The New Markets Tax Credit (NMTC) program was extended through 2025 with a $5 billion annual appropriation as part of the Consolidated Appropriations Act, 2021, signed by President Trump on December 28, 2020. Before the extension, the NMTC was set to expire at the end of 2020.
The NMTC appropriation increased from $3.5 billion per year for calendar years 2010 to 2019 to $5 billion per year for calendar years 2020 through 2025. Additionally, the legislation permits any unallocated funds less than the $5 billion appropriation to be carried forward through 2030, instead of 2025 as under prior law.
The NMTC program was created to encourage investment in low-income communities (LICs) and grow businesses, create jobs and sustain healthy local economies through federal tax incentives. Investments eligible for the NMTC have included businesses in a variety of sectors including manufacturing, food, retail, health, technology, energy, education and childcare. According to the Community Development Financial Institutions Fund, the NMTC program has created or retained more than 830,000 jobs since 2003 and the program generates eight dollars of private investment for each dollar of federal spending.

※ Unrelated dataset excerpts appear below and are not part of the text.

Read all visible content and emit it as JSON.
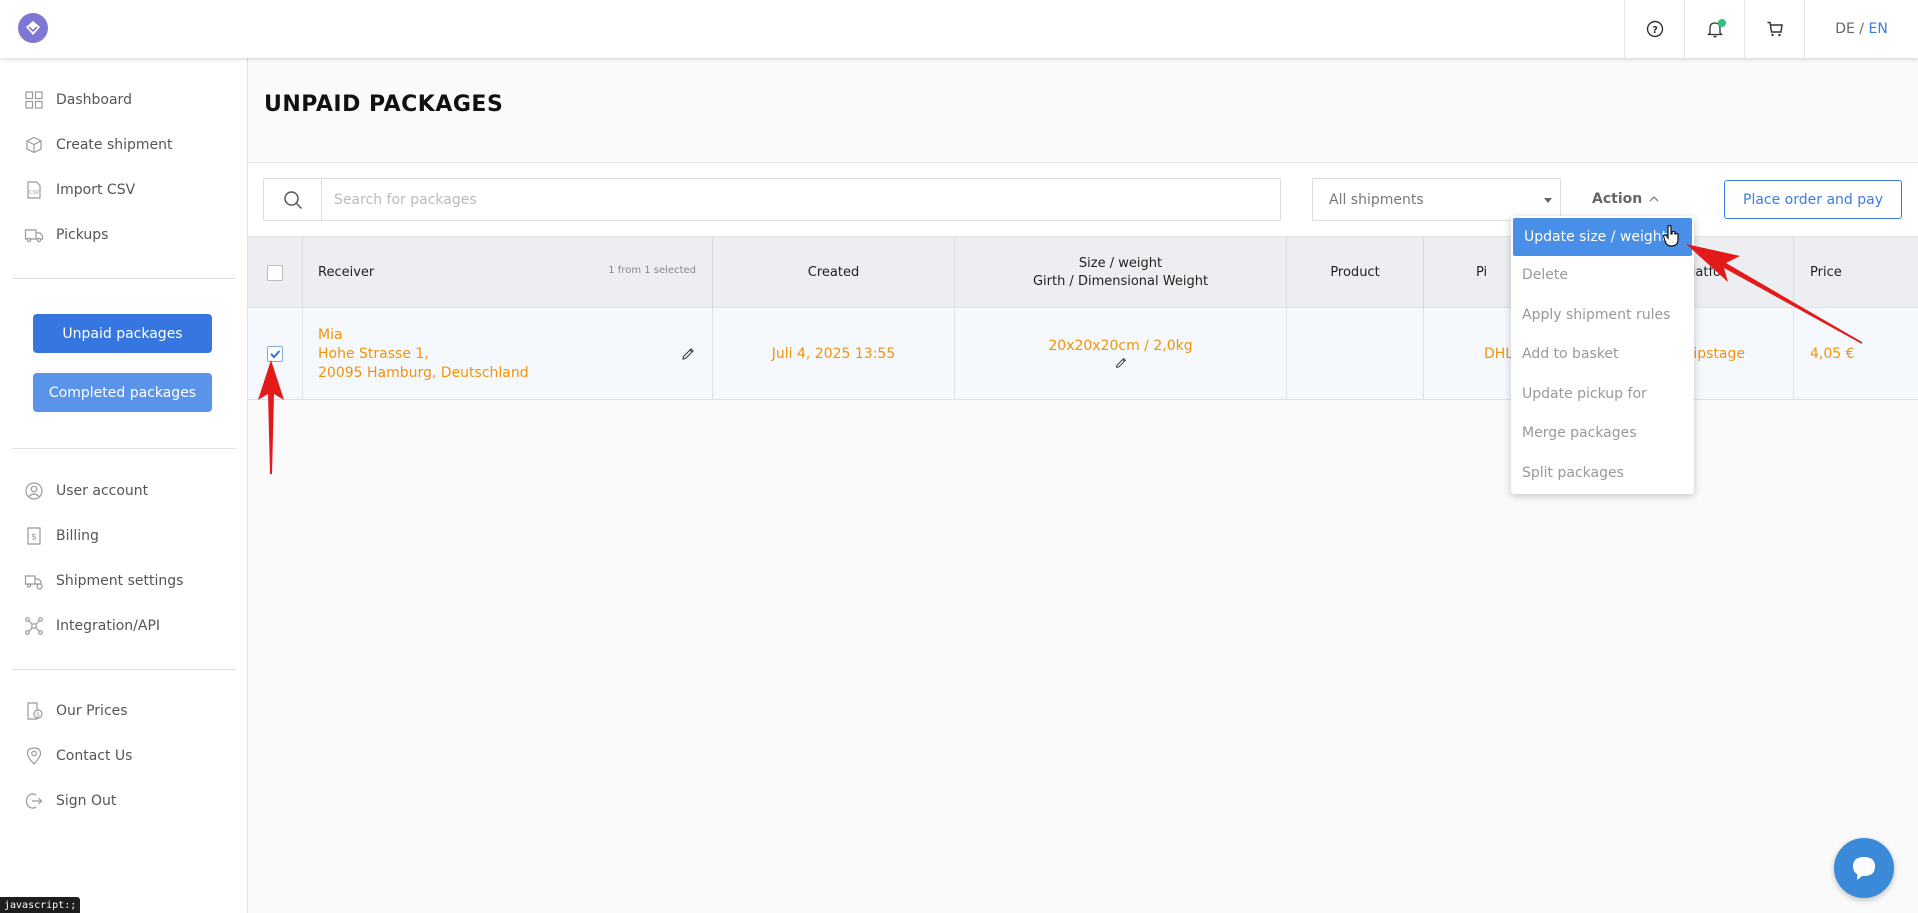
{
  "header": {
    "lang_de": "DE",
    "lang_sep": " / ",
    "lang_en": "EN",
    "icons": [
      "help-icon",
      "bell-icon",
      "cart-icon"
    ]
  },
  "sidebar": {
    "items_top": [
      {
        "label": "Dashboard",
        "icon": "grid-icon"
      },
      {
        "label": "Create shipment",
        "icon": "box-icon"
      },
      {
        "label": "Import CSV",
        "icon": "csv-file-icon"
      },
      {
        "label": "Pickups",
        "icon": "truck-icon"
      }
    ],
    "unpaid_button": "Unpaid packages",
    "completed_button": "Completed packages",
    "items_mid": [
      {
        "label": "User account",
        "icon": "user-icon"
      },
      {
        "label": "Billing",
        "icon": "billing-icon"
      },
      {
        "label": "Shipment settings",
        "icon": "shipment-settings-icon"
      },
      {
        "label": "Integration/API",
        "icon": "integration-icon"
      }
    ],
    "items_bottom": [
      {
        "label": "Our Prices",
        "icon": "prices-icon"
      },
      {
        "label": "Contact Us",
        "icon": "location-icon"
      },
      {
        "label": "Sign Out",
        "icon": "sign-out-icon"
      }
    ]
  },
  "main": {
    "title": "UNPAID PACKAGES",
    "search_placeholder": "Search for packages",
    "filter_selected": "All shipments",
    "action_label": "Action",
    "place_order_button": "Place order and pay"
  },
  "table": {
    "headers": {
      "receiver": "Receiver",
      "selection": "1 from 1 selected",
      "created": "Created",
      "size_line1": "Size / weight",
      "size_line2": "Girth / Dimensional Weight",
      "product": "Product",
      "pickup_partial": "Pi",
      "platform_partial": "latfo",
      "price": "Price"
    },
    "rows": [
      {
        "checked": true,
        "receiver_name": "Mia",
        "receiver_street": "Hohe Strasse 1,",
        "receiver_city": "20095 Hamburg, Deutschland",
        "created": "Juli 4, 2025 13:55",
        "size": "20x20x20cm / 2,0kg",
        "product": "",
        "pickup_partial": "DHL",
        "platform_partial": "hipstage",
        "price": "4,05 €"
      }
    ]
  },
  "action_menu": {
    "items": [
      "Update size / weight",
      "Delete",
      "Apply shipment rules",
      "Add to basket",
      "Update pickup for",
      "Merge packages",
      "Split packages"
    ],
    "highlighted": "Update size / weight"
  },
  "status_bar": "javascript:;",
  "colors": {
    "accent": "#3b7ddd",
    "orange": "#f0940a",
    "menu_highlight": "#4a8fe7",
    "arrow": "#e21a1a"
  }
}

The NMTC program provides a tax credit equal to 39% of an investor’s qualified equity investments (QEIs) in community development entities (CDEs) over seven years. A project must be located in a LIC or in certain high-migration rural counties to be eligible for the NMTC. LICs are defined as Census Tracts that have poverty rates of 20% or more or that have a median family income less than 80% of a relevant comparison area.
McDermott’s View: The extension of and increased appropriation for the NMTC program will create opportunities for businesses and project developers seeking funding from CDEs. Businesses and developers should begin exploring potential transactions and projects now. This is also a good time for tax equity investors to consider making new or increased investments in NMTC-eligible projects.